9. En cinquième lieu, aux termes de l'article 6 de la convention européenne de sauvegarde des droits de l'homme et des libertés fondamentales : " 1. Toute personne a droit à ce que sa cause soit entendue équitablement, publiquement et dans un délai raisonnable, par un tribunal indépendant et impartial, établi par la loi, qui décidera, soit des contestations sur ses droits et obligations de caractère civil, soit du bien-fondé de toute accusation en matière pénale dirigée contre elle () ".

10. La seule circonstance que, postérieurement à la notification de l'arrêté en litige, intervenue le 26 juillet 2023, il a été procédé à la remise aux autorités allemandes de la requérante n'établit pas que cette dernière aurait été privée du droit à ce que sa cause ait pu être plaidée de manière équitable. Le recours dont elle a pu saisir la juridiction administrative en bénéficiant du concours d'un avocat lui a permis de présenter des arguments pertinents au soutien de son recours formé contre la décision prononçant sa remise aux autorités allemandes en application du règlement n° 604/2013 du Parlement européen et du Conseil du 26 juin 2013. Dès lors, Mme D n'est pas fondée à soutenir que la décision contestée porterait atteinte à son droit à un procès équitable et qu'elle aurait été prise en méconnaissance des stipulations de l'article 6 de la convention européenne de sauvegarde des droits de l'homme et des libertés fondamentales.

11. Il résulte de ce qui précède que les conclusions de Mme D tendant à l'annulation de l'arrêté en litige doivent être rejetées. Par voie de conséquence, doivent être également rejetées ses conclusions à fin d'injonction.

DECIDE :

Article 1er : La requête de Mme D est rejetée.

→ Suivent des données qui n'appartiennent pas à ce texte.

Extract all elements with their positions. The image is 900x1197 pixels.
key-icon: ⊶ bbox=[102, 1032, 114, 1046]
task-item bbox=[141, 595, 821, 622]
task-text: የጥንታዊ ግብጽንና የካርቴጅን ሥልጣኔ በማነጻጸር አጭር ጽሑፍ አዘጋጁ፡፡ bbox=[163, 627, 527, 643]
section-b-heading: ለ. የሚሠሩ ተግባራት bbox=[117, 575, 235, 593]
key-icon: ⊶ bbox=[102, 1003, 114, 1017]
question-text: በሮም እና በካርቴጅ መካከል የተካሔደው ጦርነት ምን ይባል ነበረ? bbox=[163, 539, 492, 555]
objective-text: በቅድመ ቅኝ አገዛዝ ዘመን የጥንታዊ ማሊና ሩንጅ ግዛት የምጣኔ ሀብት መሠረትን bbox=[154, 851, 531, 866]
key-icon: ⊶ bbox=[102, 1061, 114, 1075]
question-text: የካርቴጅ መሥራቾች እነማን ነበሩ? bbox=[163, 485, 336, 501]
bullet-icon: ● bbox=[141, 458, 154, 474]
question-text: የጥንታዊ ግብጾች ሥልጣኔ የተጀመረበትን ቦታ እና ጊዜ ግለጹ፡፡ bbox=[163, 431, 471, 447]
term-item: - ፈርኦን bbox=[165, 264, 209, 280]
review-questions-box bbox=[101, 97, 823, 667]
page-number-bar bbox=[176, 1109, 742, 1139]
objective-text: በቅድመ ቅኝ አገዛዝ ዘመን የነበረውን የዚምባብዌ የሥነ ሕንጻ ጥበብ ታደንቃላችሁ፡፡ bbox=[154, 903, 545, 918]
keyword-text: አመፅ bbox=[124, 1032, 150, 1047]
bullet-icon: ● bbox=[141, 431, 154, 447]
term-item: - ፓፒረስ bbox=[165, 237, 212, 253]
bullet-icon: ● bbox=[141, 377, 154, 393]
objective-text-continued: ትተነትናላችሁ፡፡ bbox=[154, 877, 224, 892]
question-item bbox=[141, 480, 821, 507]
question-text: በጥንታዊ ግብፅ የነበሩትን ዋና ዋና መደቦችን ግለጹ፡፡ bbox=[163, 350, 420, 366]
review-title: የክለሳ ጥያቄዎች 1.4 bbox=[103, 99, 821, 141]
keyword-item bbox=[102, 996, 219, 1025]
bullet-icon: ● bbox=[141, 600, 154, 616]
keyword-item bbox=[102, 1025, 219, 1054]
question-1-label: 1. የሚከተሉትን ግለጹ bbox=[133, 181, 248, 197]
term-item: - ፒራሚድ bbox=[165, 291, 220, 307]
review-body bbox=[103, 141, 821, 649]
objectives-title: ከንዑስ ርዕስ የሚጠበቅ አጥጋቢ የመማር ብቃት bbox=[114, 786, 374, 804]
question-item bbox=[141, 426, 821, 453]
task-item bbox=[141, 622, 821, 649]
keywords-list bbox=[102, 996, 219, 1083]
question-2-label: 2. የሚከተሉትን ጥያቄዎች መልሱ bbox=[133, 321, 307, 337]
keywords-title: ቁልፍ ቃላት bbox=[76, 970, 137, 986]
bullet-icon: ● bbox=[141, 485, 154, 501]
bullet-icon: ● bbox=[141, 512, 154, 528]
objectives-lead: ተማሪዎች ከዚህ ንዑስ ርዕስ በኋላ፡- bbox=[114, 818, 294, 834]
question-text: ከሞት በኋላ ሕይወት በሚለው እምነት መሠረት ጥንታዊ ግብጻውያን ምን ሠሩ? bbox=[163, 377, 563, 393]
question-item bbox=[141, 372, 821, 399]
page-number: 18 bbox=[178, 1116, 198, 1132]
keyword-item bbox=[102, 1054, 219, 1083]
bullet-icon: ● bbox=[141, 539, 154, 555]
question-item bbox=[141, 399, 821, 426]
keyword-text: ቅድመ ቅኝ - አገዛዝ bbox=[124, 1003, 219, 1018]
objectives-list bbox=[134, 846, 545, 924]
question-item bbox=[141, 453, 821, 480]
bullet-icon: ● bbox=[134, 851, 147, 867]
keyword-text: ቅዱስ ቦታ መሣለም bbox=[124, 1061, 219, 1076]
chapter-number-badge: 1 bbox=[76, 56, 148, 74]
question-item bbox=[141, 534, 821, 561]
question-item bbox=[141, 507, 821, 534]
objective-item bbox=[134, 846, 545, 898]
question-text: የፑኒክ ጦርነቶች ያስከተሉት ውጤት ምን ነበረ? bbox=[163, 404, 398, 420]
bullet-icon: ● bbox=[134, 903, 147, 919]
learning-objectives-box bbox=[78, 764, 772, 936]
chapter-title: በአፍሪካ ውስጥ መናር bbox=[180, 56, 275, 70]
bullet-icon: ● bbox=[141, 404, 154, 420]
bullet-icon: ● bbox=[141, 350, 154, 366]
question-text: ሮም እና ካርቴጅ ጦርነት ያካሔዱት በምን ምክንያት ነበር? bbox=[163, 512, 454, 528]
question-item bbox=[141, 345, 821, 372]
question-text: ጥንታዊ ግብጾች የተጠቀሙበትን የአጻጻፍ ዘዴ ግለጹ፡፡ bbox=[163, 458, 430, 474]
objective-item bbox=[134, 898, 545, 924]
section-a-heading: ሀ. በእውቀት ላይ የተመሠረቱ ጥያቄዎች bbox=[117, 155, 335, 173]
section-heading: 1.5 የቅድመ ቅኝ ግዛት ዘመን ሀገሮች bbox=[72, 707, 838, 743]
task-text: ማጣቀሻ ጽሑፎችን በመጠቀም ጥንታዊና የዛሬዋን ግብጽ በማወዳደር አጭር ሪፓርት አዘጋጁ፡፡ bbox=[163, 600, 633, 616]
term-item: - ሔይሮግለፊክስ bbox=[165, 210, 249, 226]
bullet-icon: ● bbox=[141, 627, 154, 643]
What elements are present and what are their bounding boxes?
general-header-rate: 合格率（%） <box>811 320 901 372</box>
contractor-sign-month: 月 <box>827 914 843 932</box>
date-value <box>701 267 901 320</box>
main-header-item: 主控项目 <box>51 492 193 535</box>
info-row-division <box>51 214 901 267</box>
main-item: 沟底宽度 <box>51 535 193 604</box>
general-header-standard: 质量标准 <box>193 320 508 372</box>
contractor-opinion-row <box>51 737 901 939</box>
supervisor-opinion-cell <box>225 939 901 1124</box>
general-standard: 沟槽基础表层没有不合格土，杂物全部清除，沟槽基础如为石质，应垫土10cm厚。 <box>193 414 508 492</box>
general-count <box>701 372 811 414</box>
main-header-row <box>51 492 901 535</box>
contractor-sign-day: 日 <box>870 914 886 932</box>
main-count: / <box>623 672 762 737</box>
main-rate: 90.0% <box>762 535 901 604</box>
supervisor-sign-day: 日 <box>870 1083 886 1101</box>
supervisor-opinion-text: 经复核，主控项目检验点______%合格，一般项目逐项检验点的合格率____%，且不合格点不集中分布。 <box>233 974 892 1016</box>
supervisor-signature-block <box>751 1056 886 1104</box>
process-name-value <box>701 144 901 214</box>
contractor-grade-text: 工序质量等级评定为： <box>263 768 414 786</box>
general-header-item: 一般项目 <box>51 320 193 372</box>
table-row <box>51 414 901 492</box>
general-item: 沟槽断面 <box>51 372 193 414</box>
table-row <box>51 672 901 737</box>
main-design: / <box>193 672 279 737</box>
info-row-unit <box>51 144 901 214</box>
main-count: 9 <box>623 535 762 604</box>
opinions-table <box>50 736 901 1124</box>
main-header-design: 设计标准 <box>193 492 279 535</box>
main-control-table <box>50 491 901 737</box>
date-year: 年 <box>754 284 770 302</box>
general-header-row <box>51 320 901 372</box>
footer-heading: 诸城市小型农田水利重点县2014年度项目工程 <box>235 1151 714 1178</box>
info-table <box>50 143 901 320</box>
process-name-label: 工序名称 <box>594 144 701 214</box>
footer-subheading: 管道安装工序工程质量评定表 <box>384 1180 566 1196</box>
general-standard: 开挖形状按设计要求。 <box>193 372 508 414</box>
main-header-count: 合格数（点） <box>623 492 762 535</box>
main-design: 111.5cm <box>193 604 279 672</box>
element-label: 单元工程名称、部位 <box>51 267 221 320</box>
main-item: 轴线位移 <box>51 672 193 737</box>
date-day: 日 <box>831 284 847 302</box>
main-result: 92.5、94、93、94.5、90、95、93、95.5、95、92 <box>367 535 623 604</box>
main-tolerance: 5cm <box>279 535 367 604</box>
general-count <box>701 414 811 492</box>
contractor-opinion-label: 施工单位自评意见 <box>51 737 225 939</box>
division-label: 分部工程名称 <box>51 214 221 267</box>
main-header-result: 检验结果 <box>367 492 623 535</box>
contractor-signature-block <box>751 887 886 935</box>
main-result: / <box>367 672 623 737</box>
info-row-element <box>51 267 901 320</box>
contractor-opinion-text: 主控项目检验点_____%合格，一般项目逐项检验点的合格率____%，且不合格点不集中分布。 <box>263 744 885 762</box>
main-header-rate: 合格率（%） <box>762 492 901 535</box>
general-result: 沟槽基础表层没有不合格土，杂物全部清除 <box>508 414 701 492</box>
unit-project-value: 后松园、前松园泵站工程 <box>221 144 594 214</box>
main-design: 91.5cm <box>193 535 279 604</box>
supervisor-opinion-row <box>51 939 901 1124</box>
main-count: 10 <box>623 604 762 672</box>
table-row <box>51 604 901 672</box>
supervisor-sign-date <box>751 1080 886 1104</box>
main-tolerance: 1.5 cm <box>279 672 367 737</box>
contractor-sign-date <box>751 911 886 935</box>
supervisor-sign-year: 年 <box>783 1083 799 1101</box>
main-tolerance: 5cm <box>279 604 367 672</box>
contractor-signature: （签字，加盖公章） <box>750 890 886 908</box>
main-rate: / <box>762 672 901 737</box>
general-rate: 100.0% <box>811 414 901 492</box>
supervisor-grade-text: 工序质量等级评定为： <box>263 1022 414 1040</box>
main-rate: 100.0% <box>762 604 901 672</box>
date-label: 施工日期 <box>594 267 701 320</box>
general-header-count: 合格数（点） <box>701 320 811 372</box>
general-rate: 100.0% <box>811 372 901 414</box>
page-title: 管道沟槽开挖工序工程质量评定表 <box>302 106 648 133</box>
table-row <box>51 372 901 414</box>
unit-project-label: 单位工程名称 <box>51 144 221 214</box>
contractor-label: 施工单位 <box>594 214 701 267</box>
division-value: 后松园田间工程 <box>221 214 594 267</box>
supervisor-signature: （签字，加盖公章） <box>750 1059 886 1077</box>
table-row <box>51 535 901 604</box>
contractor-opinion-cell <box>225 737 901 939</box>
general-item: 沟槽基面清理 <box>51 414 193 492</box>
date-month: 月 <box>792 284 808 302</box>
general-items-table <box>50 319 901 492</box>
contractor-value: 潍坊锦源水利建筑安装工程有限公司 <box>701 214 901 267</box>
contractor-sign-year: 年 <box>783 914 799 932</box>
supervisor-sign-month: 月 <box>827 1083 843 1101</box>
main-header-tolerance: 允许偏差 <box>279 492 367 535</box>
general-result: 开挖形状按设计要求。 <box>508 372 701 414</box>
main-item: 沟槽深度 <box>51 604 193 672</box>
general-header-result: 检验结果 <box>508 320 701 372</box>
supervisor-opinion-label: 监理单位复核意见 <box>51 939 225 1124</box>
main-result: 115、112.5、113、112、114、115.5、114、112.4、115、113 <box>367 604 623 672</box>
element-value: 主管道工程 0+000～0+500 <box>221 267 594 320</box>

Article 2 : Le présent jugement sera notifié à Mme A D et au préfet du Doubs.

Rendu public par mise à disposition au greffe, le 1er septembre 2023.5

Le magistrat désigné,

G. Poitreau

La greffière,

C. Chiappinelli

La République mande et ordonne au préfet du Doubs, en ce qui le concerne, ou à tous commissaires de justice à ce requis, en ce qui concerne les voies de droit commun contre les parties privées, de pourvoir à l'exécution de la présente décision.